“¿Usted está seguro de lo que dice?”, pregunto el juez dejando caer un poco más abajo sus gafas y dejando ver a cierta distancia, cómo sus pupilas de abrían al igual que el diafragma de una cámara fotográfica. “Lo confirmo”. Respondió el testigo, luego de recuperar la voz frente a la presencia del acusado, quien le observaba con una tranquilidad casi convertida en inocencia si tuviéramos en cuenta la sonrisa de travesura infantil y el aire ausente que se entendía en derredor de su rostro hasta alcanzar la mariposa que intentaba trasponer el cristal del edificio. El magistrado tamborileo con sus dedos sobre la gruesa madera de su estrado. Convocó a su memoria la búsqueda de algún momento similar en la historia de la jurisprudencia en la cual hiciera referencia a un caso donde la víctima, o sea a quien iban a robarle dentro de su domicilio, fuera acusado por el ladrón, su victimario y, no por una simpleza, sino por la desaparición, secuestro, homicidio quién sabe, o Dios sabe qué, de una decena de los peores rateros que asediaron durante largo tiempo la paz del vecindario. Pasados unos intensos segundos el prefecto hurgó entre las palabras más directas, una docena y repitió con un silabeo esperpéntico: “Usted está seguro de que el señor aquí presente es un homicida?” A lo que el otro, más asustado aún respondió con una voz tan raquítica que parecía morir de un ataque de espanto. “Miré usted, nosotros, todos, los rateros del barrio e incluso algunos de otros municipios, soñábamos con robar el tesoro que se decía ocultaba el señor allí, presente (dijo en un esfuerzo frenético por controlar el índice en dirección del acusado) y decidimos entrar a la casona. El lugar da miedo solo de mirar sus contornos cuando lo cubre la noche, por no decir que, en tiempos de lluvia, la tempestad parecía tener su nacimiento entre aquellas paredes. Pero nadie, sabía realmente cuánto valor tendría el tesoro y mucho menos cómo entrar a la casona y no perderse dentro… ¡Como sucedió! Ninguno de los que probaron a entrar y lograron hacerlo, fue visto más en el barrio. ¡Nadie!

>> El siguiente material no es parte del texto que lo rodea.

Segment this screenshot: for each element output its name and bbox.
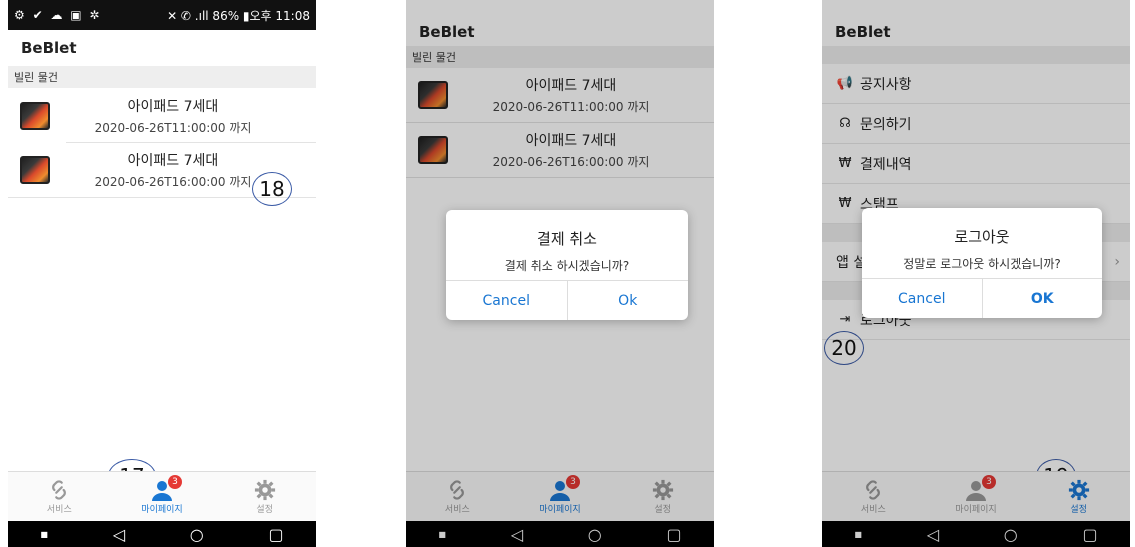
rented-item[interactable]: 아이패드 7세대 2020-06-26T11:00:00 까지 <box>8 88 316 143</box>
ipad-thumbnail-icon <box>20 101 50 130</box>
recents-dot-icon[interactable]: ■ <box>40 530 48 539</box>
android-nav-bar: ■ ◁ ○ ▢ <box>8 521 316 547</box>
overview-icon[interactable]: ▢ <box>268 525 283 544</box>
tab-mypage-label: 마이페이지 <box>141 505 183 515</box>
status-left-icons: ⚙ ✔ ☁ ▣ ✲ <box>14 8 102 22</box>
app-title: BeBlet <box>21 39 77 57</box>
ipad-thumbnail-icon <box>20 156 50 184</box>
phone-screen-cancel-dialog: BeBlet 빌린 물건 아이패드 7세대 2020-06-26T11:00:0… <box>406 0 714 547</box>
item-name: 아이패드 7세대 <box>127 98 219 115</box>
ok-button[interactable]: Ok <box>566 281 689 320</box>
phone-screen-settings: BeBlet 📢 공지사항 ☊ 문의하기 ₩ 결제내역 ₩ 스탬프 앱 설 › … <box>822 0 1130 547</box>
item-name: 아이패드 7세대 <box>127 153 219 169</box>
tab-bar: 서비스 3 마이페이지 설정 <box>8 471 316 521</box>
rented-section-header: 빌린 물건 <box>8 66 316 88</box>
item-date: 2020-06-26T11:00:00 까지 <box>94 120 252 135</box>
tab-settings[interactable]: 설정 <box>213 472 316 521</box>
notification-badge: 3 <box>168 475 182 489</box>
gear-icon <box>254 478 276 502</box>
dialog-title: 로그아웃 <box>954 228 1010 246</box>
ok-button[interactable]: OK <box>981 279 1103 318</box>
back-icon[interactable]: ◁ <box>113 525 125 544</box>
dialog-message: 정말로 로그아웃 하시겠습니까? <box>903 257 1061 271</box>
tab-service-label: 서비스 <box>46 505 72 515</box>
user-icon: 3 <box>150 475 182 502</box>
cancel-payment-dialog: 결제 취소 결제 취소 하시겠습니까? Cancel Ok <box>446 210 688 320</box>
callout-18: 18 <box>252 172 292 206</box>
status-right-text: ✕ ✆ .ıll 86% ▮오후 11:08 <box>167 8 310 23</box>
logout-dialog: 로그아웃 정말로 로그아웃 하시겠습니까? Cancel OK <box>862 208 1102 318</box>
home-icon[interactable]: ○ <box>190 525 204 544</box>
dialog-title: 결제 취소 <box>537 230 597 248</box>
tab-mypage[interactable]: 3 마이페이지 <box>111 472 214 521</box>
link-icon <box>48 478 70 502</box>
tab-settings-label: 설정 <box>256 505 273 515</box>
phone-screen-mypage: ⚙ ✔ ☁ ▣ ✲ ✕ ✆ .ıll 86% ▮오후 11:08 BeBlet … <box>8 0 316 547</box>
tab-service[interactable]: 서비스 <box>8 472 111 521</box>
status-bar: ⚙ ✔ ☁ ▣ ✲ ✕ ✆ .ıll 86% ▮오후 11:08 <box>8 0 316 30</box>
cancel-button[interactable]: Cancel <box>862 279 982 318</box>
cancel-button[interactable]: Cancel <box>446 281 567 320</box>
dialog-message: 결제 취소 하시겠습니까? <box>504 259 630 273</box>
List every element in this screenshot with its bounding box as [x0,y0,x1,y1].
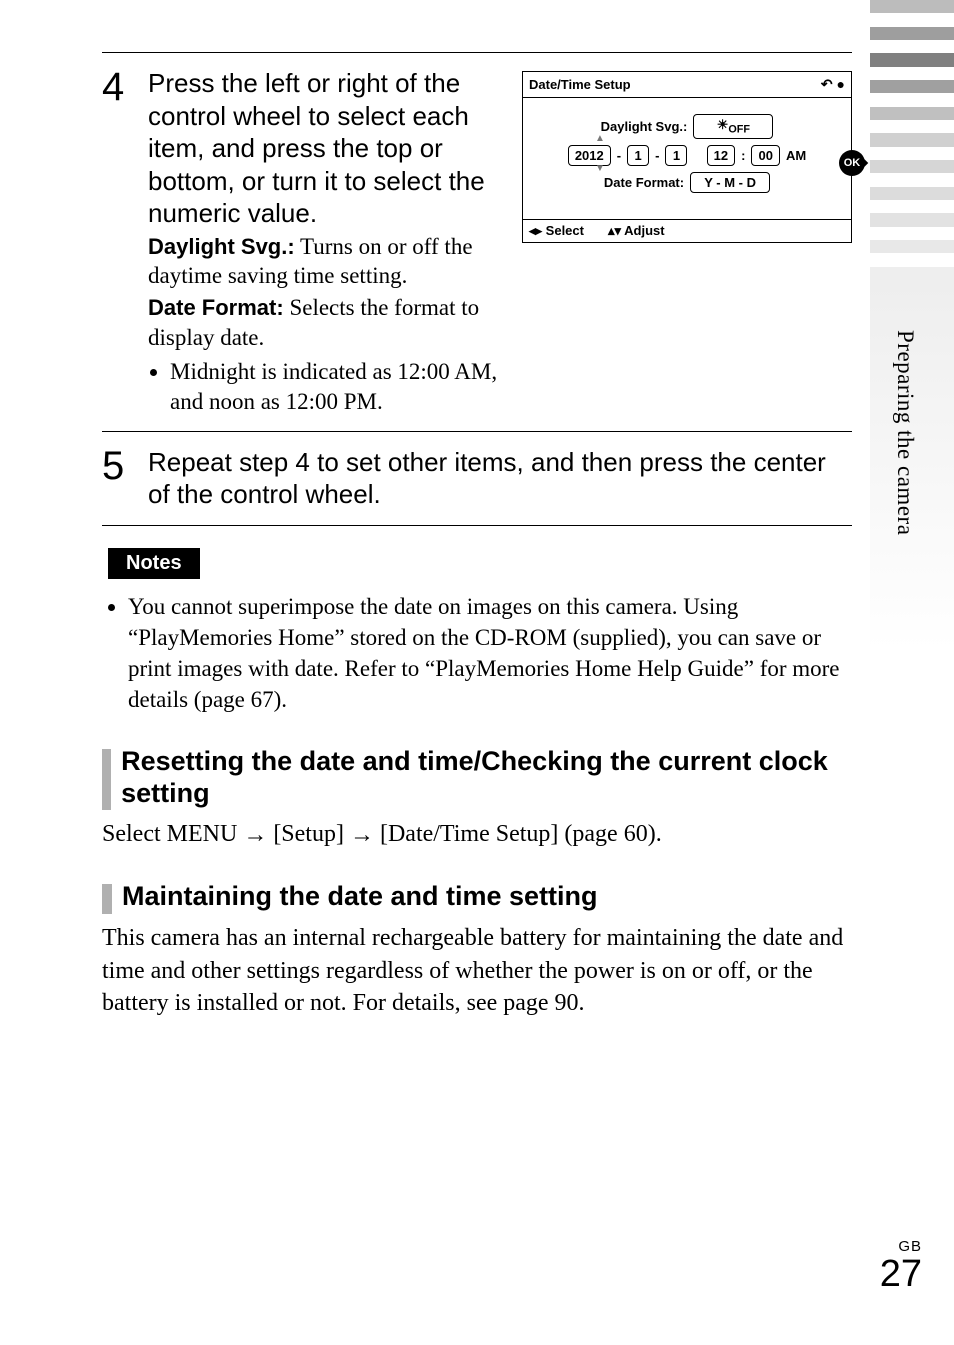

Fue, entonces, que el Pelusa me reiteró que tal vez los colegas adelantados habían llevado su parte y, como lógica, se habían ido del país. ¡No sé!
Planeamos todo y, personalmente, vi cuando el Pelusa pasó del otro lado de la ventana y esperé. Casi toda la noche hasta el amanecer, sin dejar de mirar por donde debía salir. ¡Pero nada! Estuve tres días dando vueltas hasta que me decidí tocar a su puerta y este señor, abrió con esos ojos que parecen de un tiburón, y me confirmó que no sabía a dónde había ido a parar mi colega el Pelusa, ni todos los que intentaron entrar a su casa. Le juro que la respuesta me dejó estupefacto. ¡¿Cómo no iba a saberlo?!, me estaba afirmando que sí, ¡pero que no! Me invitó a pasar y lo hice porque, al principio, no sentí el pánico que confieso me traga solo de verlo ahora. Me llevó hasta el sitió por donde pasaron mis amigos y dijo: “Ellos cayeron en la trampa. Al atravesar la ventana fueron a dar a cualquier dimensión en el tiempo y créame que desconozco su paradero. Esas fueron sus palabras.
“Puede volver a sentarse”, conminó el juez y llamó al acusado. Entonces aquel solo confirmó lo dicho anteriormente por su acusado y miro hacia el lugar donde intentaba atravesar el cristal, una mariposa.
RSM
27 de julio de 2020. 9:45 pm.
Nota: La musa ha vuelto, pero juro que traía consigo una botella de ron añejo. Nunca pensé que me haría escribir un relato tan rápido y tan absurdo. Espero que mis amigos lo disfruten, en estos tiempos de aislamiento social.